No, Hermione didn't ever want to get married.

After the initial shock wore off Pansy had drawn her slanted shoulders up to her ears and twisted her head away in disgust, "You're stupid, Hermione." It wasn't a particularly inspiring insult, but it stung all the same. Hadn't everyone always told her that she was smart? Not half as pretty as she should be, not nearly interesting enough, but clever, she was clever.

Hermione had scoffed and rolled her eyes at the giggling girls. Yet, when she spoke her voice wavered desperately, and it wasn't very intimidating, or very brave, or very intelligent

"I-I'm not stupid."

"You are," Pansy insisted with a fierce vicious heat that had steeled its way into Hermione's chest, burning, and wrecking, and ruining – because that's what happens to pathetic soon-to-be-orphans that forget their place, "and one day, you're going to fall so ridiculously in love with someone. He'll take one look at that bushy hair and those buck teeth and run for the hills of course. But you will know then that you aren't any better than the rest of us. You aren't any less human."

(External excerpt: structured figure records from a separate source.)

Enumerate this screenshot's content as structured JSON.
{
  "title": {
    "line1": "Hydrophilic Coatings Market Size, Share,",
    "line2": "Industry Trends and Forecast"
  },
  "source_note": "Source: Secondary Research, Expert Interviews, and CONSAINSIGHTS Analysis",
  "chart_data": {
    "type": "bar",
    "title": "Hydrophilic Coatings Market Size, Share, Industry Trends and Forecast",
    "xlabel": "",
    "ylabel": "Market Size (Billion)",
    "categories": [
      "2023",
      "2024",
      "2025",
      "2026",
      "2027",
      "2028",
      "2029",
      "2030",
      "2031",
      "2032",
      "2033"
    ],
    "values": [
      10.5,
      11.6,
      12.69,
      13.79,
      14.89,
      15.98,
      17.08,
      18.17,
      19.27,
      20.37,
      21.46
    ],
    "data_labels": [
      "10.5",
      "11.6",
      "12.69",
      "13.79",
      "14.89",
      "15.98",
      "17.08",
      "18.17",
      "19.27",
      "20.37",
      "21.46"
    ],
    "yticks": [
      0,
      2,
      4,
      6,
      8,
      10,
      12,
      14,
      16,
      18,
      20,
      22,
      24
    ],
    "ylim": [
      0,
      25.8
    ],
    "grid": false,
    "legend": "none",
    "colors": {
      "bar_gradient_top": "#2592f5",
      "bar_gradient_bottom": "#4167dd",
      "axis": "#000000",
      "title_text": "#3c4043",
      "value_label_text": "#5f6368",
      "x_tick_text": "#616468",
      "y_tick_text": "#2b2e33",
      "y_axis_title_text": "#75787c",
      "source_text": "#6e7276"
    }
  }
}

Hermione had been shocked then, well and truly, Pansy was pretty in an exotic foreign sort of way – what with the caramel skin and the closely cropped black hair – and she had money up to her ears, but other than that she didn't have any discernible personality traits. Nor would anyone go as far as to call her intelligent, yet she spoke now with a conviction that startled Hermione.

"You're a girl, I mean, barely," Pansy had given her one last withering look then, "but you're still a girl, and so you are stupid."

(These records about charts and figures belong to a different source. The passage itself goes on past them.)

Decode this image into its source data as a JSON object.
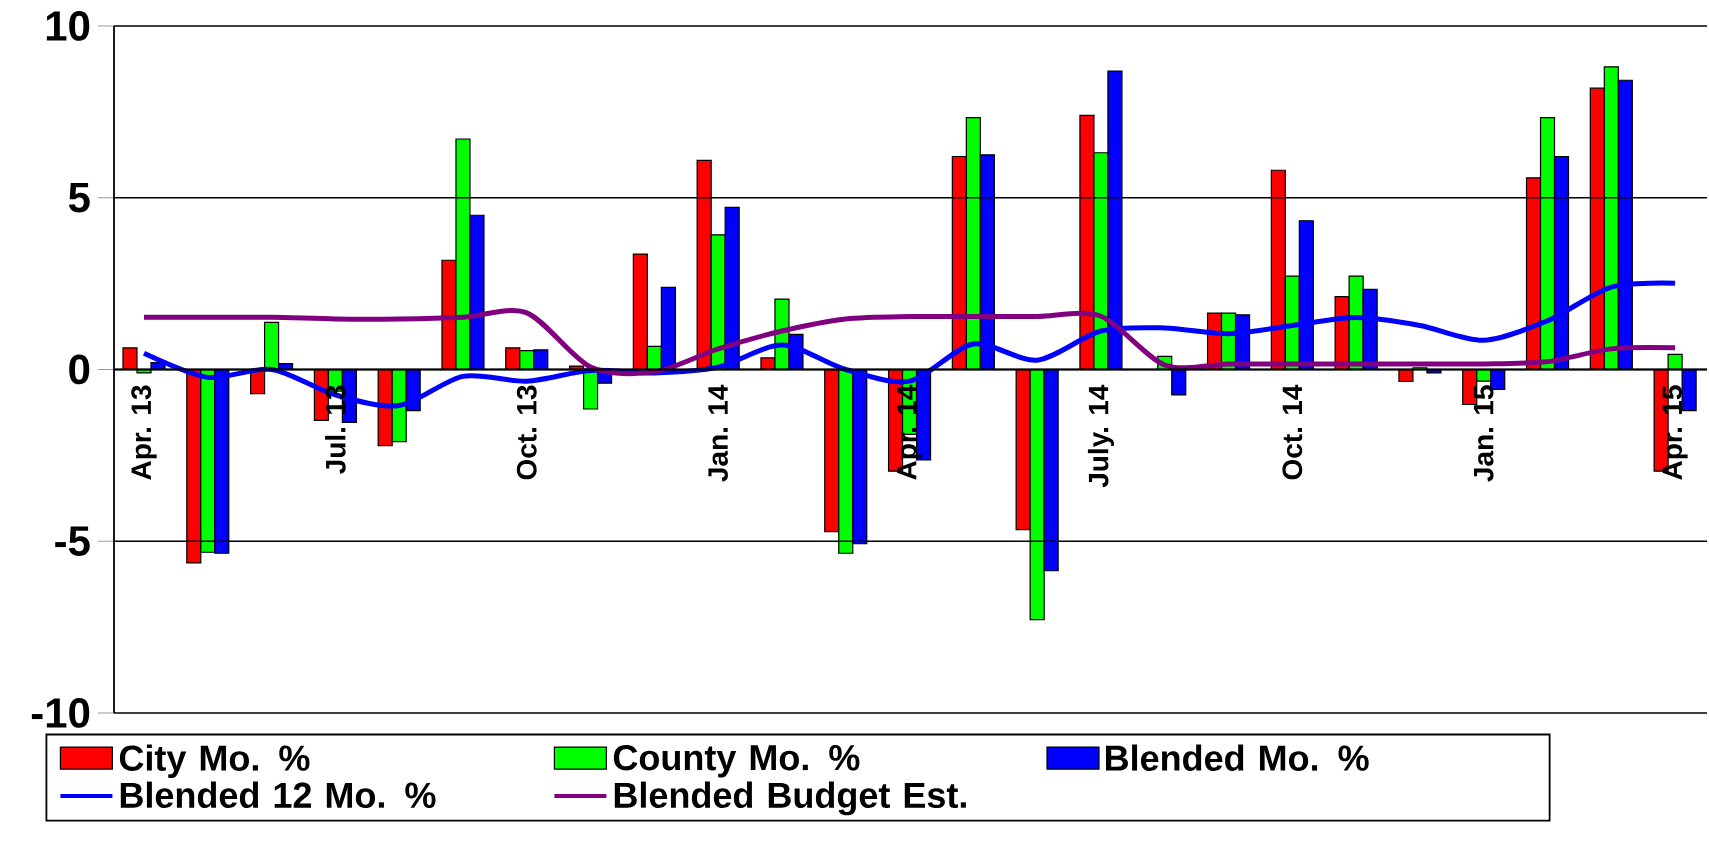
{
  "chart_data": {
    "type": "bar",
    "categories": [
      "Apr. 13",
      null,
      null,
      "Jul. 13",
      null,
      null,
      "Oct. 13",
      null,
      null,
      "Jan. 14",
      null,
      null,
      "Apr. 14",
      null,
      null,
      "July. 14",
      null,
      null,
      "Oct. 14",
      null,
      null,
      "Jan. 15",
      null,
      null,
      "Apr. 15"
    ],
    "series": [
      {
        "name": "City Mo. %",
        "color": "#ff0000",
        "values": [
          0.63,
          -5.63,
          -0.7,
          -1.48,
          -2.22,
          3.18,
          0.63,
          0.1,
          3.36,
          6.09,
          0.34,
          -4.72,
          -2.96,
          6.2,
          -4.66,
          7.4,
          null,
          1.64,
          5.8,
          2.12,
          -0.35,
          -1.02,
          5.58,
          8.19,
          -2.96
        ]
      },
      {
        "name": "County Mo. %",
        "color": "#00ff00",
        "values": [
          -0.1,
          -5.32,
          1.37,
          -0.63,
          -2.1,
          6.71,
          0.55,
          -1.15,
          0.67,
          3.92,
          2.05,
          -5.35,
          -1.89,
          7.33,
          -7.28,
          6.31,
          0.38,
          1.64,
          2.72,
          2.72,
          0.05,
          -0.34,
          7.33,
          8.81,
          0.44
        ]
      },
      {
        "name": "Blended Mo. %",
        "color": "#0000ff",
        "values": [
          0.2,
          -5.35,
          0.17,
          -1.54,
          -1.2,
          4.49,
          0.57,
          -0.4,
          2.39,
          4.72,
          1.02,
          -5.07,
          -2.63,
          6.25,
          -5.86,
          8.69,
          -0.74,
          1.59,
          4.33,
          2.33,
          -0.1,
          -0.58,
          6.2,
          8.42,
          -1.2
        ]
      },
      {
        "name": "Blended 12 Mo. %",
        "type": "line",
        "color": "#0000ff",
        "values": [
          0.47,
          -0.23,
          0,
          -0.74,
          -1.05,
          -0.2,
          -0.34,
          -0.03,
          -0.1,
          0.07,
          0.71,
          0,
          -0.34,
          0.74,
          0.27,
          1.12,
          1.21,
          1.04,
          1.28,
          1.51,
          1.28,
          0.85,
          1.42,
          2.4,
          2.51
        ]
      },
      {
        "name": "Blended Budget Est.",
        "type": "line",
        "color": "#800080",
        "values": [
          1.52,
          1.52,
          1.52,
          1.47,
          1.47,
          1.52,
          1.65,
          0.07,
          -0.07,
          0.6,
          1.12,
          1.47,
          1.54,
          1.54,
          1.54,
          1.55,
          0.13,
          0.16,
          0.16,
          0.16,
          0.16,
          0.16,
          0.23,
          0.6,
          0.63
        ]
      }
    ],
    "ylim": [
      -10,
      10
    ],
    "yticks": [
      -10,
      -5,
      0,
      5,
      10
    ],
    "grid": "y",
    "legend": "bottom",
    "marker": "none",
    "line_style": "solid"
  }
}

The thing that shook Hermione the most was that she wasn't – she wasn't insulting her, well, she was, but not in that moment. It was a statement; a reminder.

She'd marched on and her minions followed her while doing a very terrible job indeed of stifling their laughter, and Hermione had stood there. Just for a moment. She didn't have time for anything more, but she let herself feel desperately sorry for Pansy. The girl would be cruel forever, then.


It was a Thursday when her parents finally died. Thursday September 3rd, 1869.

She wanted to write it down, with ink, in the dirt, in the walls, with blood even – she wanted to forever remember this day, this ugly, devastating day.

She knew her parents were going to die; she knew it was inevitable, like how the sun would always rise even if you didn't want it, even if you begged it not to, even if you clasped your hands and you got on your knees and you cried for it – for one more moment. It was not a merciful god; it was a great big ruinous thing.

Inevitable, yes, but an awful tricky thing it had been indeed.


1871

Minerva McGonagall was coming to Dunwich. Specifically, the orphanage of Dunwich; which meant the rumors were true. She was in search of an heir.

Minerva McGonagall had been Hermione's biggest inspiration for as long as she could remember. A fearsome woman who made her own luck, indeed. She was born into a moderately well-off family but instead of marrying a nobleman and settling down like her sister had, she went to medical school and grew her fortunes exponentially. Which thus set forth a revolutionary standard and subsequently challenged gender rules that had been in place for centuries; truly, she was Hermione's hero.

So, if she put in a little more effort today – taming her unruly curls into a modest twist, washing the cuffs of her sleeves in salt water – well, who could rightfully blame her?

Hermione wasn't a dreamer; she didn't believe in fate or destiny. She believed in science, and she believed in logic, and practicalities, and numbers. And if nothing more came of Minerva's visit, well, Hermione at least had a dozen questions for the older woman.